Na Sardenha, um dos comportamentos mais nefastos registados entre os turistas que visitam a ilha tem que ver precisamente com a retirada de areia das praias, a qual é muitas vezes armazenada em garrafas de plástico e posteriormente levada e utilizada em aquários domésticos, como objeto decorativo ou, até, como bem para venda online.

Andrea Abis é autarca de Cabras, uma cidade e um município da Sardenha que contem 32 quilómetros de costa com areal dourado, e contou ao The Guardian que recentemente um casal acompanhado por uma criança foi visto por outro banhista a encher uma garrafa de água com grãos de areia, o que levou a testemunha a chamar a polícia.
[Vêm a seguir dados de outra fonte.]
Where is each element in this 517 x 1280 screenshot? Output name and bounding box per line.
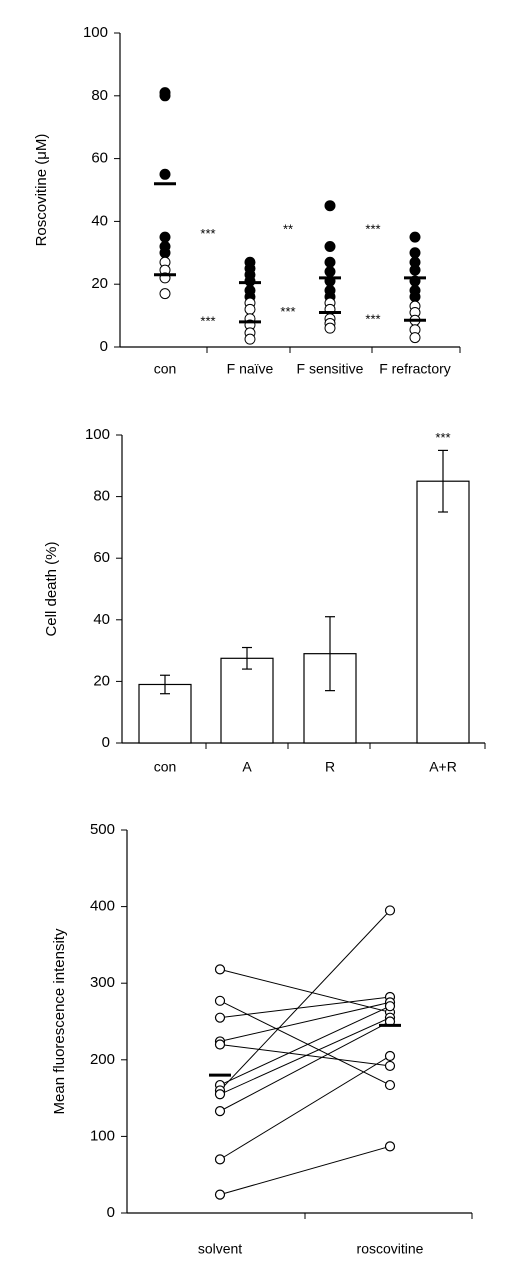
pair-line <box>219 1000 391 1086</box>
x-tick-label: con <box>154 361 177 377</box>
y-tick-label: 60 <box>93 549 110 566</box>
pair-line <box>219 968 391 1013</box>
dot <box>214 1089 226 1100</box>
significance: *** <box>280 304 295 319</box>
y-tick-label: 80 <box>93 488 110 505</box>
dot <box>214 1012 226 1023</box>
y-tick-label: 60 <box>91 150 108 167</box>
dot <box>214 1189 226 1200</box>
pair-line <box>219 910 391 1091</box>
y-tick-label: 0 <box>107 1204 115 1221</box>
y-tick-label: 100 <box>90 1127 115 1144</box>
x-tick-label: F naïve <box>227 361 274 377</box>
significance: *** <box>365 221 380 236</box>
pair-line <box>219 996 391 1019</box>
error-bar <box>160 674 170 695</box>
error-bar <box>242 646 252 670</box>
dot <box>324 200 336 212</box>
dot <box>384 1141 396 1152</box>
y-tick-label: 200 <box>90 1051 115 1068</box>
dot <box>244 333 256 345</box>
dot <box>384 1079 396 1091</box>
dot <box>159 168 171 180</box>
x-tick-label: A+R <box>429 759 457 775</box>
dot <box>409 291 421 303</box>
dot <box>409 264 421 276</box>
significance: *** <box>200 313 215 328</box>
y-axis-label: Roscovitine (μM) <box>33 134 50 247</box>
dot <box>214 1106 226 1117</box>
x-tick-label: F refractory <box>379 361 451 377</box>
dot <box>409 231 421 243</box>
y-tick-label: 40 <box>91 212 108 229</box>
y-axis-label: Mean fluorescence intensity <box>51 928 68 1114</box>
dot <box>159 231 171 243</box>
dot <box>409 332 421 344</box>
dot <box>409 247 421 259</box>
pair-line <box>219 1021 391 1112</box>
y-tick-label: 40 <box>93 611 110 628</box>
pair-line <box>219 1017 391 1095</box>
error-bar <box>438 449 448 513</box>
y-tick-label: 500 <box>90 821 115 838</box>
dot <box>214 1039 226 1050</box>
dot <box>214 1154 226 1165</box>
pair-line <box>219 1043 391 1067</box>
y-tick-label: 0 <box>102 734 110 751</box>
dot <box>324 241 336 253</box>
y-tick-label: 400 <box>90 898 115 915</box>
x-tick-label: F sensitive <box>297 361 364 377</box>
dot <box>214 995 226 1006</box>
pair-line <box>219 1145 391 1196</box>
x-tick-label: R <box>325 759 335 775</box>
y-tick-label: 100 <box>83 24 108 41</box>
y-tick-label: 300 <box>90 974 115 991</box>
y-tick-label: 20 <box>93 672 110 689</box>
dot <box>324 256 336 268</box>
error-bar <box>325 616 335 692</box>
y-tick-label: 20 <box>91 275 108 292</box>
x-tick-label: A <box>242 759 252 775</box>
significance: *** <box>365 312 380 327</box>
y-axis-label: Cell death (%) <box>43 541 60 636</box>
dot <box>159 90 171 102</box>
y-tick-label: 100 <box>85 426 110 443</box>
x-tick-label: solvent <box>198 1241 242 1257</box>
significance: ** <box>283 221 293 236</box>
pair-line <box>219 1055 391 1160</box>
x-tick-label: roscovitine <box>357 1241 424 1257</box>
dot <box>384 1050 396 1062</box>
y-tick-label: 0 <box>100 338 108 355</box>
pair-line <box>219 1005 391 1086</box>
significance: *** <box>435 430 450 445</box>
dot <box>159 247 171 259</box>
dot <box>214 964 226 975</box>
bar <box>220 657 274 744</box>
dot <box>384 905 396 916</box>
bar <box>416 480 470 744</box>
dot <box>324 322 336 334</box>
y-tick-label: 80 <box>91 87 108 104</box>
dot <box>384 1001 396 1012</box>
x-tick-label: con <box>154 759 177 775</box>
pair-line <box>219 1001 391 1042</box>
dot <box>159 288 171 300</box>
dot <box>244 303 256 315</box>
significance: *** <box>200 226 215 241</box>
dot <box>324 266 336 278</box>
dot <box>384 1060 396 1072</box>
dot <box>244 275 256 287</box>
Perante a presença das forças da autoridade, o casal negou a acusação, enterrando a garrafa na areia por baixo das toalhas. Foi-lhes cobrada uma multa de mil euros no local — as multas pelo roubo de areia das praias da Sardenha pode ir dos 500€ aos 3000€. “É preciso fé, mas este não é um caso isolado”, confessou Abis.

Apesar desta ser uma ação punida por lei desde 2017, e que nos casos mais graves podem mesmo representar sentenças com penas de prisão, todos os anos desaparecem toneladas de areia das praias da Sardenha.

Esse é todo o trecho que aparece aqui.